Mrs. Morgan: Are you going to shower with me?
Captain Morgan: Okay.
Mrs. Morgan: Why are you standing in the shower with your clothes on?
Captain Morgan: It's my new high-efficiency mode.
Mrs. Morgan: High efficiency?
Captain Morgan: Yup. I'll wash my clothes while I shower.
Mrs. Morgan: I thought that's what the washing machine was for.
Captain Morgan: This'll be more efficient. And we'll save on the utility bills. Cool, huh?
Mrs. Morgan: Listen. You don't climb in the washer to get clean and clothes don't go in the shower to be washed.
Captain Morgan: Awww, hon. Where's your sense of adventure?
Mrs. Morgan: Take your clothes off and I'll show you an adventure!
Captain Morgan: Oh goody!
Mrs. Morgan: Where did you go?
Captain Morgan: To the laundry room. You told me to take my clothes off.
Mrs. Morgan: H'mmm. Where are your clothes?
Captain Morgan: In the washer, silly. Isn't that where you wanted them?
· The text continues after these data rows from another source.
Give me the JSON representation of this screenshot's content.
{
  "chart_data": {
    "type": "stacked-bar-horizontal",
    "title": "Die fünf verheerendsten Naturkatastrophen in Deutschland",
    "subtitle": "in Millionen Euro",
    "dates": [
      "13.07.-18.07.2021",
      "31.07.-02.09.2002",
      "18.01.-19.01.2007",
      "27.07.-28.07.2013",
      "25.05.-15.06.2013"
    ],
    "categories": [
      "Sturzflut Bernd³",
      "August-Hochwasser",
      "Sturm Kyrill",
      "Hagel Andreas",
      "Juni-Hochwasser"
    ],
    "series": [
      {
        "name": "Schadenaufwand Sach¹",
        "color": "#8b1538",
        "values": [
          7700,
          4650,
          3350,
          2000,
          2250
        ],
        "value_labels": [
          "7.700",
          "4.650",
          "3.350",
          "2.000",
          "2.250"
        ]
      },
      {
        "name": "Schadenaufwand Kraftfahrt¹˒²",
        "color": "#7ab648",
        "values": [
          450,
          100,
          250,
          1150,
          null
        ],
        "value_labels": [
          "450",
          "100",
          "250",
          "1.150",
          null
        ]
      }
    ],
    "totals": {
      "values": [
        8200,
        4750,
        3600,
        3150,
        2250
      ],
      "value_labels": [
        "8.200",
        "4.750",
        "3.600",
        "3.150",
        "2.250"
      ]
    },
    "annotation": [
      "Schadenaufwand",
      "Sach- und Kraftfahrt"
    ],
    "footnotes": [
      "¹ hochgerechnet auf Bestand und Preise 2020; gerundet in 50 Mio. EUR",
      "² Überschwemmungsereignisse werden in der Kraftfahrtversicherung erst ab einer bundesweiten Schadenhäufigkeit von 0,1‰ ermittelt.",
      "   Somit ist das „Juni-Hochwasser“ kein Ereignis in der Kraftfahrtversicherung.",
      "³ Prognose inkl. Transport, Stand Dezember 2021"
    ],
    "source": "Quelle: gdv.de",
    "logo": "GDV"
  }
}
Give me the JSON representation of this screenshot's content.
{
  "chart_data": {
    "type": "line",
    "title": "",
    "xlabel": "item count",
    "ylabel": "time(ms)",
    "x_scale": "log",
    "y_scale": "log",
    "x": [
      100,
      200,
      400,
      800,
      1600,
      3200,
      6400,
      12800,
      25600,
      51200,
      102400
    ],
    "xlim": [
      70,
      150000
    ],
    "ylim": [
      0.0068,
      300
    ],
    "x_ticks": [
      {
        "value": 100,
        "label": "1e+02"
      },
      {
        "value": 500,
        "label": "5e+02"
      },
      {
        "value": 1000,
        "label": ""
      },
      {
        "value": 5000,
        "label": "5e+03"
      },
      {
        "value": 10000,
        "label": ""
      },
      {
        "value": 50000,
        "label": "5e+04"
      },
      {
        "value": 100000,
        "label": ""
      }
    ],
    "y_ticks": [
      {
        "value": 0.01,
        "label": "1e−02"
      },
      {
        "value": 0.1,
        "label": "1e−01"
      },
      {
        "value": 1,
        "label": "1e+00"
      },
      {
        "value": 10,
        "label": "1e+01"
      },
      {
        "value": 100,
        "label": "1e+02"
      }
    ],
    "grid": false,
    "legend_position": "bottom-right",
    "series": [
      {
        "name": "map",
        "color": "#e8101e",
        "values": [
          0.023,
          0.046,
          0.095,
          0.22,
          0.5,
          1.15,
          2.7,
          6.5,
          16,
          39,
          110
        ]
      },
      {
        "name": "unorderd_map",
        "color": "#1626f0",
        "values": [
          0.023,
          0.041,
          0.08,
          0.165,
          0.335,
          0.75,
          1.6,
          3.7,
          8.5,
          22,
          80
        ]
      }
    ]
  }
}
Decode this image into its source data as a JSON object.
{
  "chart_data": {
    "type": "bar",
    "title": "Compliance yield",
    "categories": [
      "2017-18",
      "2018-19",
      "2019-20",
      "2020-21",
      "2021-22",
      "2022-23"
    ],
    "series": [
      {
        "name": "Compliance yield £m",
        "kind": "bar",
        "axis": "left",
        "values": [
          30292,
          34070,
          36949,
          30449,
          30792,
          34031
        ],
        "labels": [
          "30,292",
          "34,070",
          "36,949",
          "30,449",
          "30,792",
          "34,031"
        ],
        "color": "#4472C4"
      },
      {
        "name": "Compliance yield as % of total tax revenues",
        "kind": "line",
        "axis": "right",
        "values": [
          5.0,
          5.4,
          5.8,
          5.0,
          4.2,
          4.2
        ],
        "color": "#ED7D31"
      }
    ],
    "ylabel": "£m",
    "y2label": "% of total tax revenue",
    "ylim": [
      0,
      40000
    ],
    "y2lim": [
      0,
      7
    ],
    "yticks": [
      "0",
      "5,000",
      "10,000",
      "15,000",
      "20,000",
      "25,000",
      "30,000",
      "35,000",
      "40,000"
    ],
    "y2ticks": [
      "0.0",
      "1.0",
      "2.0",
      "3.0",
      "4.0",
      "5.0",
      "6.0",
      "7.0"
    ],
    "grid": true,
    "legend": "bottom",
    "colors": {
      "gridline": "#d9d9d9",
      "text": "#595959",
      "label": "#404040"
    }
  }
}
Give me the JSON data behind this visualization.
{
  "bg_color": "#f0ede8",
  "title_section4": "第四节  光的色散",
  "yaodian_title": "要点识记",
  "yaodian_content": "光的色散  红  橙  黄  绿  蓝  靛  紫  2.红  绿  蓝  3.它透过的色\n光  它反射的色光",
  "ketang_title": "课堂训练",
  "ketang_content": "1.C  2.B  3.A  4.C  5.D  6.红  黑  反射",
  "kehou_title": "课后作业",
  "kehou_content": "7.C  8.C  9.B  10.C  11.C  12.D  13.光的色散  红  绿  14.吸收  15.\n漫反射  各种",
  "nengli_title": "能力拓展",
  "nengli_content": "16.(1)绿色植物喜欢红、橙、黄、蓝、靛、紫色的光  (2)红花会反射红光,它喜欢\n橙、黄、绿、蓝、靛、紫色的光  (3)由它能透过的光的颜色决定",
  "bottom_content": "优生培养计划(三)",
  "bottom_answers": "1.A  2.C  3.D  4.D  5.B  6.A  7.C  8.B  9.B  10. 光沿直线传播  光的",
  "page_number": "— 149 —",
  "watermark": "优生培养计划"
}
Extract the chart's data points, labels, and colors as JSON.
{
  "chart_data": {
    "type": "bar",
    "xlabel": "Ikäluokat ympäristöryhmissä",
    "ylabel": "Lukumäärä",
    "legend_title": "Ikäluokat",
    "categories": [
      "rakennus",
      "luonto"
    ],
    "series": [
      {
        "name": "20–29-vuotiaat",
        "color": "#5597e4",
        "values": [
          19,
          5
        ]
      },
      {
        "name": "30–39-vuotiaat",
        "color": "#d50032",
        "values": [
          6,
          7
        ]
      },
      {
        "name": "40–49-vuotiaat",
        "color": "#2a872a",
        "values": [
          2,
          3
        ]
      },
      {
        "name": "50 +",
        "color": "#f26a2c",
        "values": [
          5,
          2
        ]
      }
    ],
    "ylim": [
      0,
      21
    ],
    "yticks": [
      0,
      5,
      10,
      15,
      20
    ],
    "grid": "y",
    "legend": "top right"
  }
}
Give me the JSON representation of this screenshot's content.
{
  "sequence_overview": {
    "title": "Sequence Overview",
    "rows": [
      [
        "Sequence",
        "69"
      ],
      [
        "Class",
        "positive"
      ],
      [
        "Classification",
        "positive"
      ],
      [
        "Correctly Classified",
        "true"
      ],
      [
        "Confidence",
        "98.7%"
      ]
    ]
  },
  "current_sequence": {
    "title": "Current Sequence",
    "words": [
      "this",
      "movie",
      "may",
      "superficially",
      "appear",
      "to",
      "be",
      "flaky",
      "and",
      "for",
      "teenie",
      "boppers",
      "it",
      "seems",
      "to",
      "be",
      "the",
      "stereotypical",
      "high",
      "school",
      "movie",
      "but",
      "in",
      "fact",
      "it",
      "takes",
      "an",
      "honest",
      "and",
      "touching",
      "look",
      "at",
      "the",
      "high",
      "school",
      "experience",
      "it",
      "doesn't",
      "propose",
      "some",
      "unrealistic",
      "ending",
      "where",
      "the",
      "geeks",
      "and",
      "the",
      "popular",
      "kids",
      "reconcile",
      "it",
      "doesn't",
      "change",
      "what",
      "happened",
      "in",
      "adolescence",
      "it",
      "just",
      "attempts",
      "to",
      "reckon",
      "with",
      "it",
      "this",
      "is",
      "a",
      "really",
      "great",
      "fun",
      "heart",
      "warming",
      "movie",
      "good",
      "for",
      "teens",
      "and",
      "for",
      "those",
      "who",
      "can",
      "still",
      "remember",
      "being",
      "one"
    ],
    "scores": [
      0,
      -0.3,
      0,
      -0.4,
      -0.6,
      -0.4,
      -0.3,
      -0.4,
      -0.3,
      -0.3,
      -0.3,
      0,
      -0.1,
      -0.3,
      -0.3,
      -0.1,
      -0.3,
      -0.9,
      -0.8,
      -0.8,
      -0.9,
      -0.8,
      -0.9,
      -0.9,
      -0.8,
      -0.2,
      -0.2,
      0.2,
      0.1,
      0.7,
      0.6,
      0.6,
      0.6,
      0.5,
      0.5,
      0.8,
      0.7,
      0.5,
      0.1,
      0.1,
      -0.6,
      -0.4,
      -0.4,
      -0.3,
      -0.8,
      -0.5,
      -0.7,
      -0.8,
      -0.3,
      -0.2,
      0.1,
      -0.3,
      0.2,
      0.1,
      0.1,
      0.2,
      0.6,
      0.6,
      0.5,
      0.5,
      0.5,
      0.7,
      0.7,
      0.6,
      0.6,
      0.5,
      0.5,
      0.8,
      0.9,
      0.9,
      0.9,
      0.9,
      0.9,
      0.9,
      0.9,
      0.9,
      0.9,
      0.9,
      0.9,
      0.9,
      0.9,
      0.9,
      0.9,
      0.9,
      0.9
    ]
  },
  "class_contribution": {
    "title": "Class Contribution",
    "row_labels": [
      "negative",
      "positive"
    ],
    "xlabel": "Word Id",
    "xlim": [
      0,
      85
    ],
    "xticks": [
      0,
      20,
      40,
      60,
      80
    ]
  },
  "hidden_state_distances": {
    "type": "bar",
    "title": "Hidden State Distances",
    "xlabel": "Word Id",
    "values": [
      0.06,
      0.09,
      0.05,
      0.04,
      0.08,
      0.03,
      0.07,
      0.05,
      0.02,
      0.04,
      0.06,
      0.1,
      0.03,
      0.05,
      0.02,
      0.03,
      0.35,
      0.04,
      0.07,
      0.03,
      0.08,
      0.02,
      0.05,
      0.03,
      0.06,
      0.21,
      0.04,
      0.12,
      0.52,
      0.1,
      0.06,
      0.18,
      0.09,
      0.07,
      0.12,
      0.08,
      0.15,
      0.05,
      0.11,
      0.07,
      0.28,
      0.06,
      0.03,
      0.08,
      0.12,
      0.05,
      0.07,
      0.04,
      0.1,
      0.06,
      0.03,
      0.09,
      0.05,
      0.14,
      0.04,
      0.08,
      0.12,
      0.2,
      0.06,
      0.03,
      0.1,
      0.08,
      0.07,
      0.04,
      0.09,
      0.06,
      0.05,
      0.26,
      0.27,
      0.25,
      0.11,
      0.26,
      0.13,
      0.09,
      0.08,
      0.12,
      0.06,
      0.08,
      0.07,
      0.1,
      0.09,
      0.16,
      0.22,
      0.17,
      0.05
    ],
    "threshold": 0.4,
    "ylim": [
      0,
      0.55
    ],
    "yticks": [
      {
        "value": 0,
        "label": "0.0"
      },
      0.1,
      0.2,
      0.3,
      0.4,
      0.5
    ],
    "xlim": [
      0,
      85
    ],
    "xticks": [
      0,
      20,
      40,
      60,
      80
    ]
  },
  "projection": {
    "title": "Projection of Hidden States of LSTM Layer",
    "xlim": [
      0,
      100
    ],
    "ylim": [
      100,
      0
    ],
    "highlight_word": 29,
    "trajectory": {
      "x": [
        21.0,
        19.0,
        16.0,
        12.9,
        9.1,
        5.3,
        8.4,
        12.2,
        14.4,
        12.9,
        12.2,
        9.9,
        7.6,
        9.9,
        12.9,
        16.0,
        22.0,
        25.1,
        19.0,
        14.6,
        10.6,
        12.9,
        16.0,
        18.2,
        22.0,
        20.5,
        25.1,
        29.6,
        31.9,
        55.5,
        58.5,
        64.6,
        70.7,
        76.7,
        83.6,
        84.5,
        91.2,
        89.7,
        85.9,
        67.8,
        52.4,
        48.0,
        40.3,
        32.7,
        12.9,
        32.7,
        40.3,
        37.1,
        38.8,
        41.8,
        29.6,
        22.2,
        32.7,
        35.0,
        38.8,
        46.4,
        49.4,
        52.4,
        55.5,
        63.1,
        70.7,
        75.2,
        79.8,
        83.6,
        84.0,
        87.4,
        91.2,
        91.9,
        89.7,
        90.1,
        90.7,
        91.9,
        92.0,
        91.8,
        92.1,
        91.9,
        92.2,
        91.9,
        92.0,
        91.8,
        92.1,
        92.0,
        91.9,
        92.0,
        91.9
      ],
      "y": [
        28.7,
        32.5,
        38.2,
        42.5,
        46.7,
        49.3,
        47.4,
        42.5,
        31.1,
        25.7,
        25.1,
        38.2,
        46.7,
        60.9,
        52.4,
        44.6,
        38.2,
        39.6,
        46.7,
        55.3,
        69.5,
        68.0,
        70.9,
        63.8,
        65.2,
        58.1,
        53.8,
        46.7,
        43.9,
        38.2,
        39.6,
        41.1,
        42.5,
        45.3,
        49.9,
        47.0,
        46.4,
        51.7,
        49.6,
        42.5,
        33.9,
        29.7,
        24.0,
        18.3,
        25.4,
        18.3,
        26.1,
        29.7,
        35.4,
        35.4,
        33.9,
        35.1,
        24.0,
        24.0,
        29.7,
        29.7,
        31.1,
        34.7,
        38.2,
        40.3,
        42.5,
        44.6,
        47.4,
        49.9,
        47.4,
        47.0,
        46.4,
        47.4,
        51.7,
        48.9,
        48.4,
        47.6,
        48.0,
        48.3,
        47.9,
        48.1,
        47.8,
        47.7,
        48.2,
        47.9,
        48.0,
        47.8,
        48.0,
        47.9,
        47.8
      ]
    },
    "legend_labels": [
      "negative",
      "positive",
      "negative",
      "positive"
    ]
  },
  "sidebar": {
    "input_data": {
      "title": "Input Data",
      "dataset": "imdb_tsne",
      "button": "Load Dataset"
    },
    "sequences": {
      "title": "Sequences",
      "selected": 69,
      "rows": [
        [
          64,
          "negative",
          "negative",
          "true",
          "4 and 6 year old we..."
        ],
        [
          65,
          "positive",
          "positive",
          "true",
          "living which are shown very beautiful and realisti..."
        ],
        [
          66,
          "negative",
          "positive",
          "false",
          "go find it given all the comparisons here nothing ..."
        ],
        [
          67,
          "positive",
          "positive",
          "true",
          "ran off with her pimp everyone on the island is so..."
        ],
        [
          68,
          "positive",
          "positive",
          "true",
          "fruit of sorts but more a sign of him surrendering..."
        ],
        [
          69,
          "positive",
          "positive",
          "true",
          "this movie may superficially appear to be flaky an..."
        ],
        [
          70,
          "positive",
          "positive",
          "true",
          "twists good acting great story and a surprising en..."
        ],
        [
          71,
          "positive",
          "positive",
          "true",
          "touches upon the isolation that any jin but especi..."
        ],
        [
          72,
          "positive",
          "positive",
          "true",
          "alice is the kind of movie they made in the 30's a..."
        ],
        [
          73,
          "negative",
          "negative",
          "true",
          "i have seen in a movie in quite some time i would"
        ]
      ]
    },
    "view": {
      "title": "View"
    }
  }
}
Mrs. Morgan: You put everything in together, didn't you?
Captain Morgan: Yes.
Mrs. Morgan: White clothes with the colored clothes?
Captain Morgan: Well, yes. I figured it'd be more efficient to wash everything in one load.
Mrs. Morgan: You're hopeless. And why are you so fixated on efficiency all of a sudden?
Captain Morgan: I've been thinking about it for awhile, now.
Mrs. Morgan: Oh really? And why are you peeing in the shower?? Oh, don't say it. Not more efficiency!! I hate it when you do that. What's next. You gonna shit in the sink?
Captain Morgan: H'mmm.
Mrs. Morgan: Don't even THINK about it!
Captain Morgan: (wagging penis wildly) Isn't this amazing?
Mrs. Morgan: (grinning wickedly) Now quit dawdling and finish your shower. I'd rather make love in bed than in the shower. Remember last time we tried that?
Captain Morgan: I do! That was sort've disastrous, but it was fun.
Mrs. Morgan: Easy for you to say. You landed on top of me and almost broke my ribs.
Captain Morgan: Well, you did recover quickly.
Mrs. Morgan: So you thought. But yes, you do have some pretty incredible healing techniques.
Captain Morgan:(beaming proudly) It's my magic wand! I am invincible!
Mrs. Morgan: I'm gonna show you invincible if you don't come out of the shower.